Byline: David Link, CEO & Founder of Verrency
Overseas expansion is often considered for homegrown companies looking to increase their revenue and customer base. While the lure of international expansion can be promising, it is no easy path in understanding a new environment and also being able to upscale existing operations.
Your capital and human resources might take a significant hit in the first few months of entering new markets. If not planned properly, it might significantly affect the profitability of your local operations. It’s imperative to assess the pros and cons of an international expansion to inform whether the rewards outweigh the risks.
Understand what you can offer to global markets
The best place to start is by assessing whether your company’s Unique Value Proposition (UVP) genuinely applies to the markets that you are looking to enter. Is there a demand for your products or services in these markets?
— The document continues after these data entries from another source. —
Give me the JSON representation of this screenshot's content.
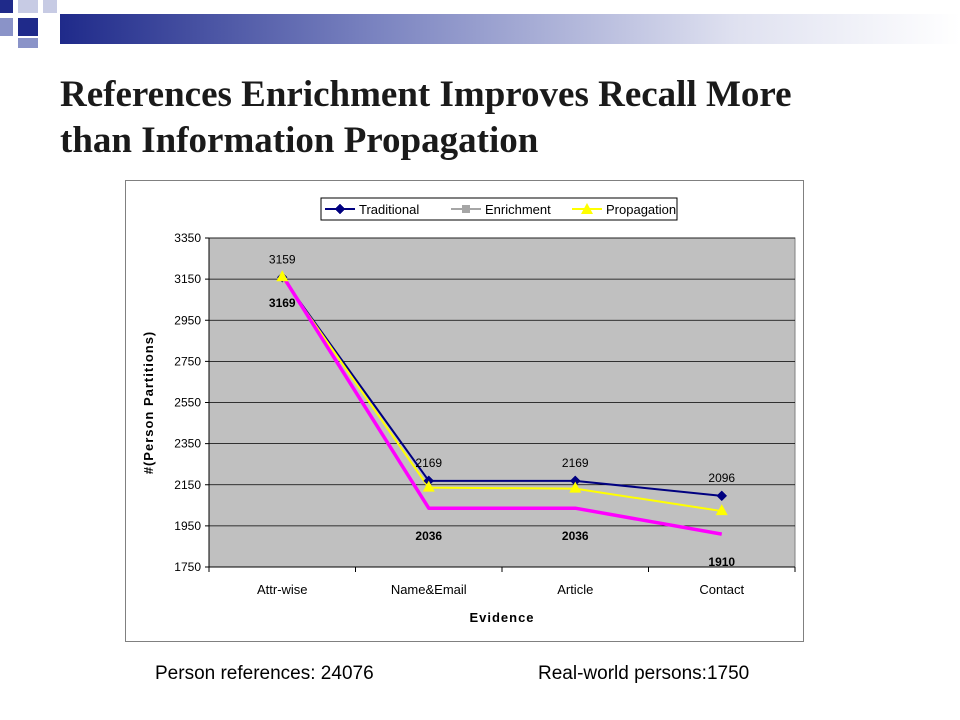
{
  "slide": {
    "title_line1": "References Enrichment Improves Recall More",
    "title_line2": "than Information Propagation",
    "footer_left": "Person references: 24076",
    "footer_right": "Real-world persons:1750",
    "decoration_colors": [
      "#1f2a8a",
      "#8a93c8",
      "#c7cbe4"
    ]
  },
  "chart_data": {
    "type": "line",
    "categories": [
      "Attr-wise",
      "Name&Email",
      "Article",
      "Contact"
    ],
    "xlabel": "Evidence",
    "ylabel": "#(Person Partitions)",
    "ylim": [
      1750,
      3350
    ],
    "yticks": [
      1750,
      1950,
      2150,
      2350,
      2550,
      2750,
      2950,
      3150,
      3350
    ],
    "grid": true,
    "legend_position": "top",
    "plot_background": "#c0c0c0",
    "series": [
      {
        "name": "Traditional",
        "values": [
          3159,
          2169,
          2169,
          2096
        ],
        "color": "#000080",
        "marker": "diamond"
      },
      {
        "name": "Enrichment",
        "values": [
          3169,
          2036,
          2036,
          1910
        ],
        "color": "#ff00ff",
        "legend_color": "#a6a6a6",
        "marker": "square"
      },
      {
        "name": "Propagation",
        "values": [
          3159,
          2136,
          2131,
          2022
        ],
        "color": "#ffff00",
        "marker": "triangle"
      }
    ],
    "data_labels": [
      {
        "text": "3159",
        "category": "Attr-wise",
        "value": 3159,
        "style": "normal",
        "place": "above"
      },
      {
        "text": "3169",
        "category": "Attr-wise",
        "value": 3169,
        "style": "bold",
        "place": "below"
      },
      {
        "text": "2169",
        "category": "Name&Email",
        "value": 2169,
        "style": "normal",
        "place": "above"
      },
      {
        "text": "2169",
        "category": "Article",
        "value": 2169,
        "style": "normal",
        "place": "above"
      },
      {
        "text": "2096",
        "category": "Contact",
        "value": 2096,
        "style": "normal",
        "place": "above"
      },
      {
        "text": "2036",
        "category": "Name&Email",
        "value": 2036,
        "style": "bold",
        "place": "below"
      },
      {
        "text": "2036",
        "category": "Article",
        "value": 2036,
        "style": "bold",
        "place": "below"
      },
      {
        "text": "1910",
        "category": "Contact",
        "value": 1910,
        "style": "bold",
        "place": "below"
      }
    ]
  }
}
If there are competitors that are already offering similar products, how do yours stand out?
This due diligence might seem like a no brainer but more often than not, companies are eager to jump on the opportunity to expand globally without taking the necessary steps to identify the market gap.
Each jurisdiction comes with its own opportunities and challenges based on the operating environment, political, legal, production and cultural nuances.
Three steps you should consider undertaking as part of this process are to understand:
- Size of the addressable market and who the key players are (both clients and competitors)
- Needs of your target client base and how your service / product can meet those needs
- Cultural or regulatory challenges that will impact your ability to gain traction and deliver your services to market
Nail down your international business plan and sales strategy
Now that you understand the market, it’s time to create a targeted plan. This will need to address what support mechanisms are required, segmenting your target client base and targeting those that will give you both speed and credibility. Be prepared to flex on your typical sales approach as each market and client has its own approach to buying your services.
Define your short, medium and long-term strategy and set attainable goals to measure your progress and success. It’s also important that your business development team has a clear focus on setting up footholds in the respective jurisdictions they look after.
Forming strategic partnerships with local players
Establishing strategic partnerships with local players – be it with a credible institution, a community group or an industry association – can provide your company with the market insights that will be critical as you make your foray into a new market. Partnerships also enable you to leverage the other party’s professional networks to expand your presence in that jurisdiction.
Set up a Local Advisory Board
Having on the ground expertise is vital to gaining traction in any new markets. Recruit senior advisors who have deep and strategic and operational understanding of – and extensive relationship in – your respective market. Having these advisors on your board helps you better understand the nuances of each market that will not appear in your research and help guide your company to success through their advice and powerful networks.
Expansion and growth in ANY country is a truly long-term commitment and needs to be planned for in this manner. It is extremely doable but needs to be approached very strategically in order to be successful.